The goal of your analysis should be discovering which variables drive the differences between employees who do and do not leave the company.
You must answer each question and provide supporting data summaries with either a summary data frame (using
tidyr) or a plot (using
ggplot) or both.
In total, you must have a minimum of 3 plots and 3 summary data frames for the exploratory data analysis section. Among the plots you produce, you must have at least 3 different types (ex. box plot, bar chart, histogram, heat map, etc…)
Each question must be answered with supporting evidence from your tables and plots. See the example question below.
Is there a relationship between employees leaving the company and their current salary?
Answer: Yes, the data indicates that employees who leave the company tend to have lower salaries when compared to employees who do not. Among the 237 employees that left the company, the average salary was $76,625. This is over $20,000 less than the average salary of employees who did not leave the company.
Among the employees who did not leave the company, only 10% have a salary that is less than or equal to $60,000. When looking at employees who did leave the company, this increase to 34%.
ggplot(data = employee_data, aes(x = salary, fill = left_company)) + geom_histogram(aes(y = ..density..), color = "white", bins = 20) + facet_wrap(~ left_company, nrow = 2) + labs(title = "Employee Salary Distribution by Status (Left the Comapny - Yes/No)", x = "Salary (US Dollars", y = "Proportion of Employees")
Write an executive summary of your overall findings and recommendations to the executives at this company.

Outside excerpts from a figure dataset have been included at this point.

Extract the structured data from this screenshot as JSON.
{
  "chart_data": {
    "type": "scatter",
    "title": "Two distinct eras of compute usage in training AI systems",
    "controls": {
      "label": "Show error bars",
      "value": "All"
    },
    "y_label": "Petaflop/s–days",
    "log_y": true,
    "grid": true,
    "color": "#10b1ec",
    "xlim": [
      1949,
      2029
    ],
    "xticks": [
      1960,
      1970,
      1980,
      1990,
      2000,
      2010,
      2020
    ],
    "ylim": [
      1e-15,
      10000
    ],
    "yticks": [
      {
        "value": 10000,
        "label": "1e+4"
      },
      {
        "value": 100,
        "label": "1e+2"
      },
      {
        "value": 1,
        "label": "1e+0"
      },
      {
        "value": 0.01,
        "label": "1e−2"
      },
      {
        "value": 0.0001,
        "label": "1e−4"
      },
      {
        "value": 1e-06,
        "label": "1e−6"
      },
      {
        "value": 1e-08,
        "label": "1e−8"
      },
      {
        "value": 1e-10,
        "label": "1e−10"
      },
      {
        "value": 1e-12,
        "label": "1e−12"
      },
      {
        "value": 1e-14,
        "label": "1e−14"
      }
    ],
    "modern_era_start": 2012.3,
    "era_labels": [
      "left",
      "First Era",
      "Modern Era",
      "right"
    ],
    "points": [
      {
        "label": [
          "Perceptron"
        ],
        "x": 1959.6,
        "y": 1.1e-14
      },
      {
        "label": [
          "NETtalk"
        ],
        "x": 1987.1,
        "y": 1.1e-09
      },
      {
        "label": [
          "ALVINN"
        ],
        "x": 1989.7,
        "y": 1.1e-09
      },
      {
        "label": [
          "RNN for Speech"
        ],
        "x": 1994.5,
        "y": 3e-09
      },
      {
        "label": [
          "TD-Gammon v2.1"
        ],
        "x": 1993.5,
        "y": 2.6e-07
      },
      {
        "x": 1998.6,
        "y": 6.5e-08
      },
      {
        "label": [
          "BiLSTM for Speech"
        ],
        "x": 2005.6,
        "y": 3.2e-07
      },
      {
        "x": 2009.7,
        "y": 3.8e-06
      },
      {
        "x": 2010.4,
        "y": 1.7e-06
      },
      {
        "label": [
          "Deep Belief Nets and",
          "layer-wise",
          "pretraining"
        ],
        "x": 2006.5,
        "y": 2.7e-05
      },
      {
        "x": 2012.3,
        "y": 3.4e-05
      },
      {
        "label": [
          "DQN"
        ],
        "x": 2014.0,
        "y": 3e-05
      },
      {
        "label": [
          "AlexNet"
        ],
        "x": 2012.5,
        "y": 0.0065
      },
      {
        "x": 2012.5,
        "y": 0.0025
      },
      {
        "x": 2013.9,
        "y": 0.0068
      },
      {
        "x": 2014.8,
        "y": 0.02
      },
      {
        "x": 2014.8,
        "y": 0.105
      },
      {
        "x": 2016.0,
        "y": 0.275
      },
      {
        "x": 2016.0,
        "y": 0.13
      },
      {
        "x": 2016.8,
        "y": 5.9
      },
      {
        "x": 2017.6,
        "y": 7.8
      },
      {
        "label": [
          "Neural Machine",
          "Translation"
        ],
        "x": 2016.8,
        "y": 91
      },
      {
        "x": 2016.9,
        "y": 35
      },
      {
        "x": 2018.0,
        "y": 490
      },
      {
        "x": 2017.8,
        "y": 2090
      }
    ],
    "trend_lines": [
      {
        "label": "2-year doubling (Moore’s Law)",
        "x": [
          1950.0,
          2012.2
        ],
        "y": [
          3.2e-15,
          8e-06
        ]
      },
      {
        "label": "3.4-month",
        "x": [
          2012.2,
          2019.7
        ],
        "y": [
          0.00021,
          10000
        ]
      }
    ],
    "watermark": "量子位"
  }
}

Think of this section as your closing remarks of a presentation, where you summarize your key findings and make recommendations to improve HR processes at the company.
Your executive summary must be written in a professional tone, with minimal grammatical errors, and should include the following sections:
An introduction where you explain the business problem and goals of your data analysis
What problem(s) is this company trying to solve? Why are they important to their future success?
What was the goal of your analysis? What questions were you trying to answer and why do they matter?
What were the interesting findings from your analysis and why are they important for the business?
This section is meant to establish the need for your recommendations in the following section
Your recommendations to the company on how to reduce employee attrition rates
Each recommendation must be supported by your data analysis results
You must clearly explain why you are making each recommendation and which results from your data analysis support this recommendation
You must also describe the potential business impact of your recommendation:
Why is this a good recommendation?
What benefits will the business achieve?